Foundation secretary Shih Yi-hsin (施宜昕) said that while the ban on elementary and junior-high school students’ hairstyles — introduced by the ministry in 1969 — had long been lifted, the number of complaints the foundation had received regarding such restrictions was on the rise.
“A survey conducted last year showed that about 73 percent of students polled said their schools continued to conduct routine inspections of their hairstyles, while 47 percent of respondents said students whose hairstyles failed to meet certain criteria are disciplined,” Shih said.
Several schools have also continued the longstanding practice of having drillmasters and teachers conduct a hair checkup at school entrances or during morning assemblies, Shih said.

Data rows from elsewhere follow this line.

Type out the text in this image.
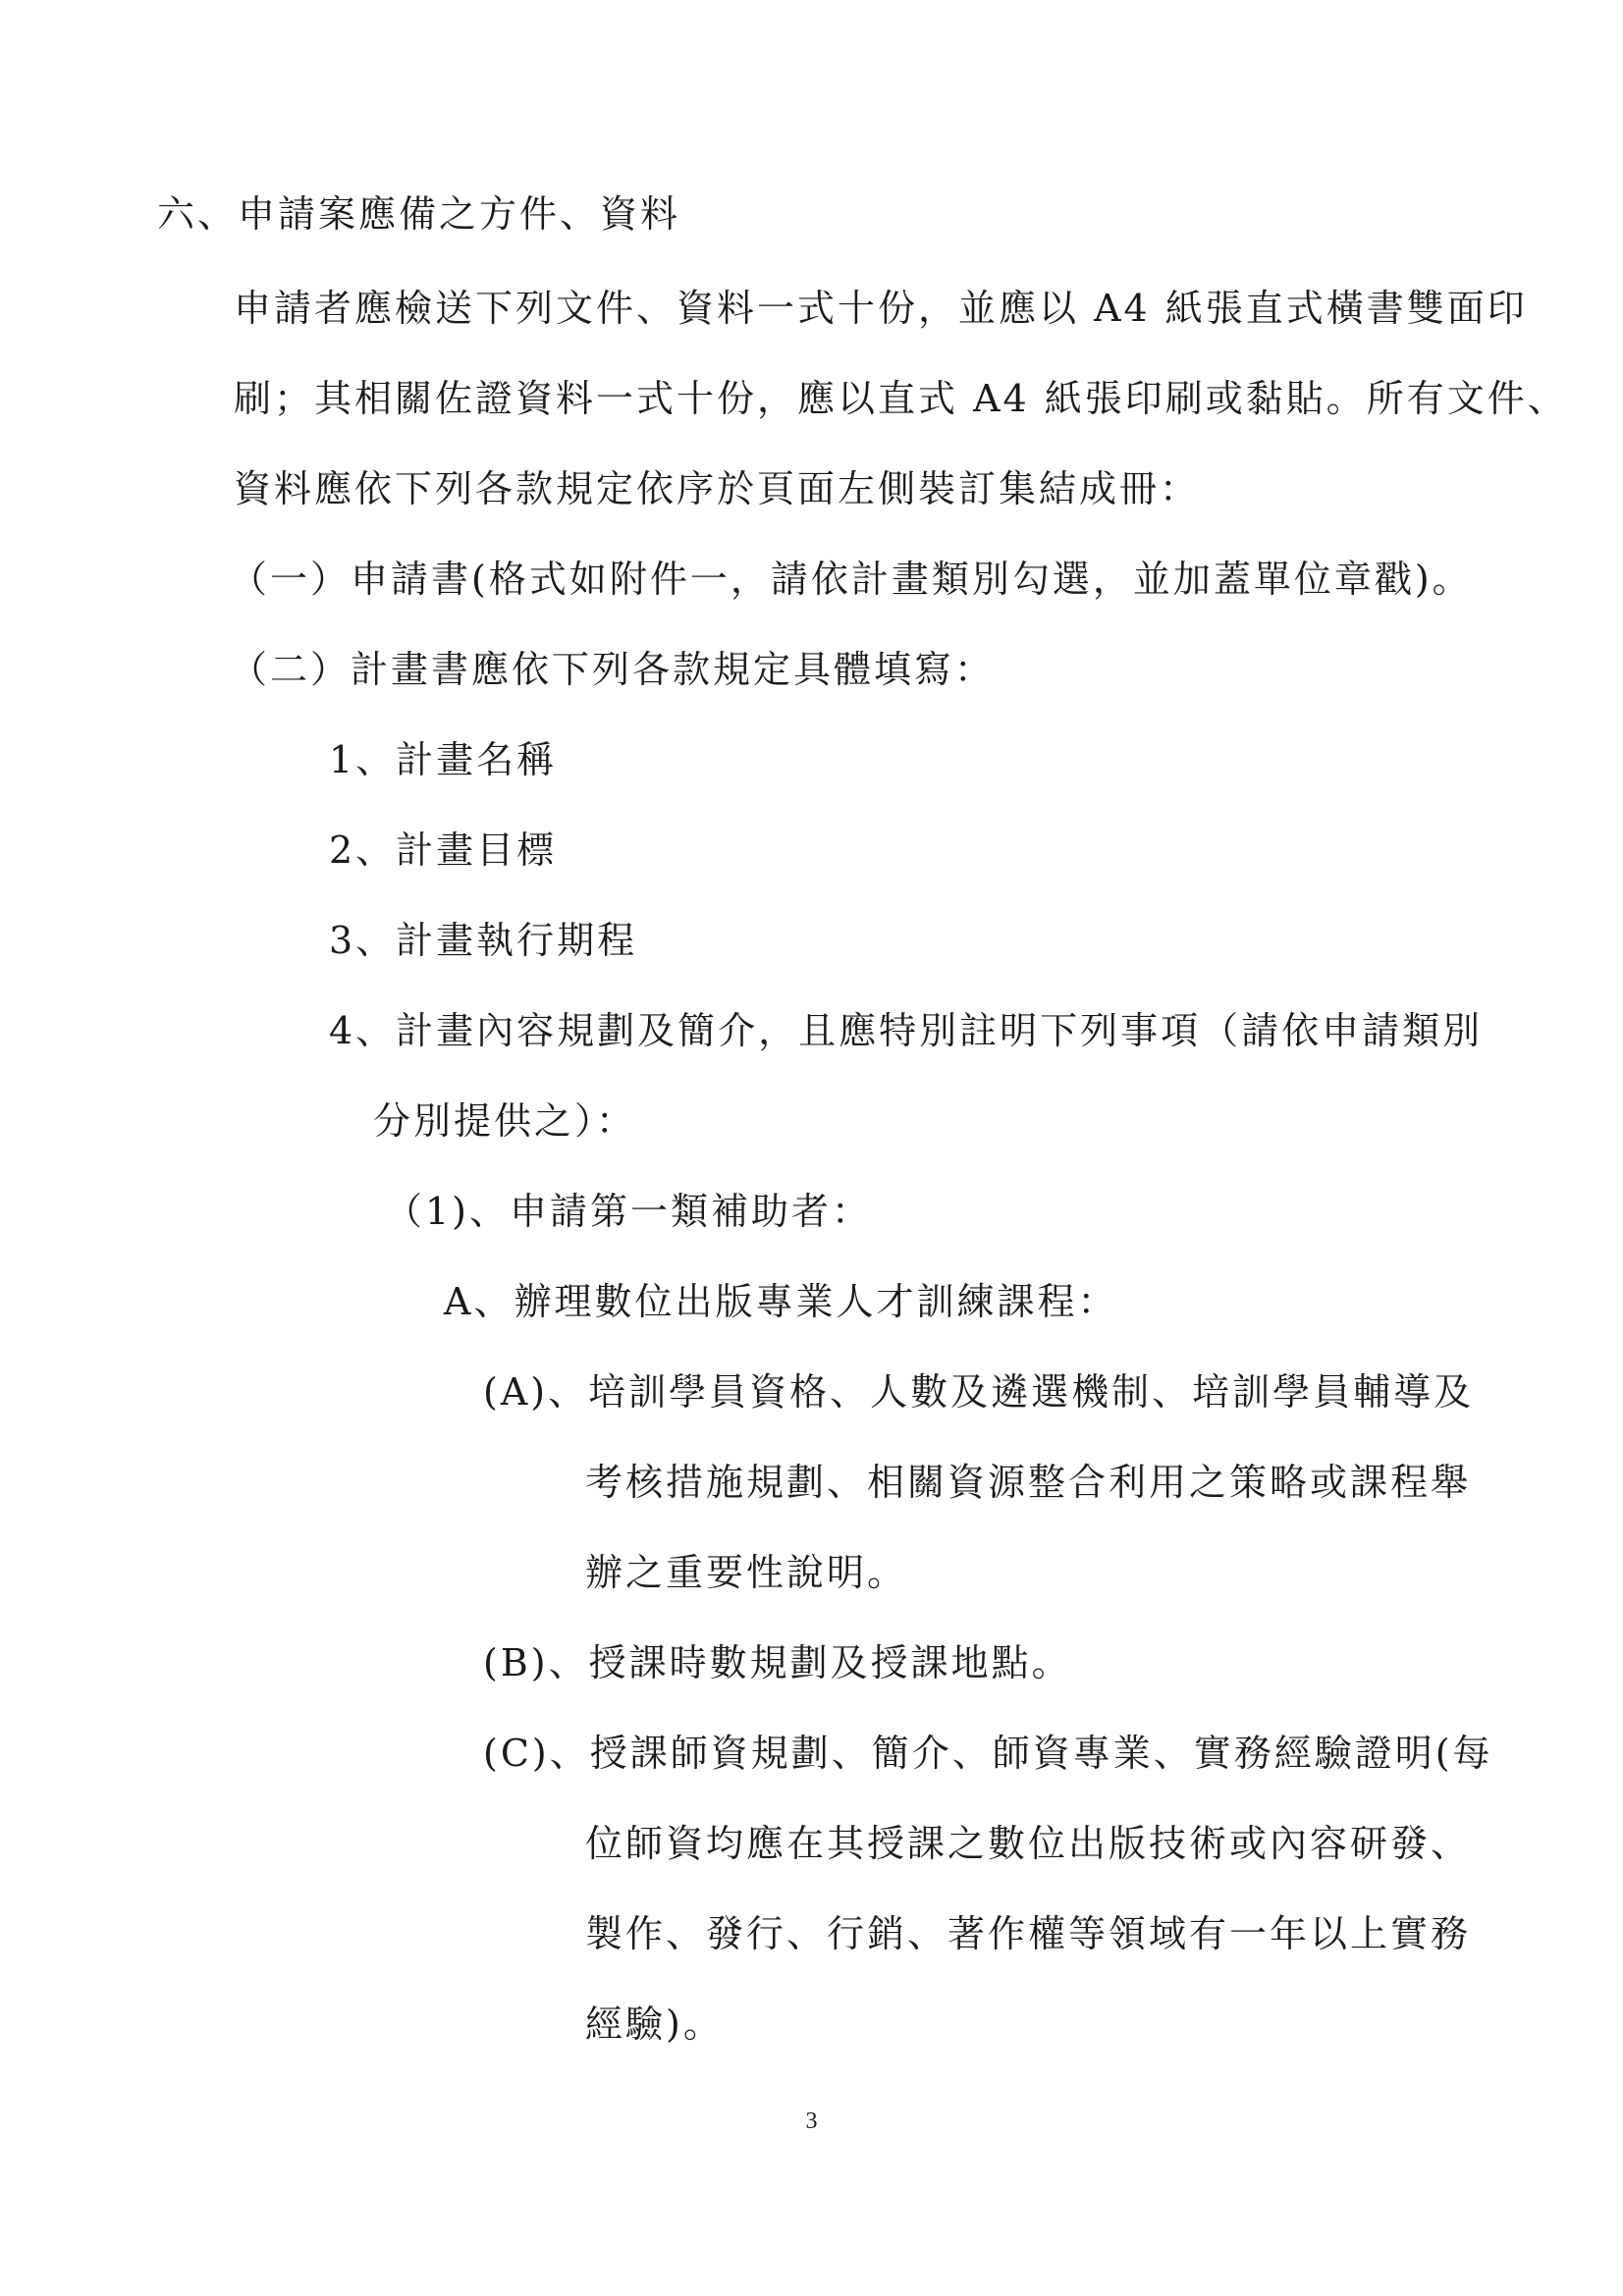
六、申請案應備之方件、資料
申請者應檢送下列文件、資料一式十份，並應以 A4 紙張直式橫書雙面印
刷；其相關佐證資料一式十份，應以直式 A4 紙張印刷或黏貼。所有文件、
資料應依下列各款規定依序於頁面左側裝訂集結成冊：
（一）申請書(格式如附件一，請依計畫類別勾選，並加蓋單位章戳)。
（二）計畫書應依下列各款規定具體填寫：
1、計畫名稱
2、計畫目標
3、計畫執行期程
4、計畫內容規劃及簡介，且應特別註明下列事項（請依申請類別
分別提供之）：
（1)、申請第一類補助者：
A、辦理數位出版專業人才訓練課程：
(A)、培訓學員資格、人數及遴選機制、培訓學員輔導及
考核措施規劃、相關資源整合利用之策略或課程舉
辦之重要性說明。
(B)、授課時數規劃及授課地點。
(C)、授課師資規劃、簡介、師資專業、實務經驗證明(每
位師資均應在其授課之數位出版技術或內容研發、
製作、發行、行銷、著作權等領域有一年以上實務
經驗)。
3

Students who do not pass the checkups are asked to “fix” their hair. These “fixes” include dying the hair back to a natural color, removing hair accesories, or trimming the length of the hair.
“Schools should refrain from placing any restrictions on students’ hairstyles given that the lifting of the hairstyle ban — along with the abolition of martial law in 1987 and the easing of a ban on newspapers in 1988 — are democratic milestones that facilitated the nation’s breakaway from an era marked by mind control,” Shih said.
In addition to challenging hairstyle restrictions, Shih said students could choose to initiate dialogues with school authorities and seek external assistance.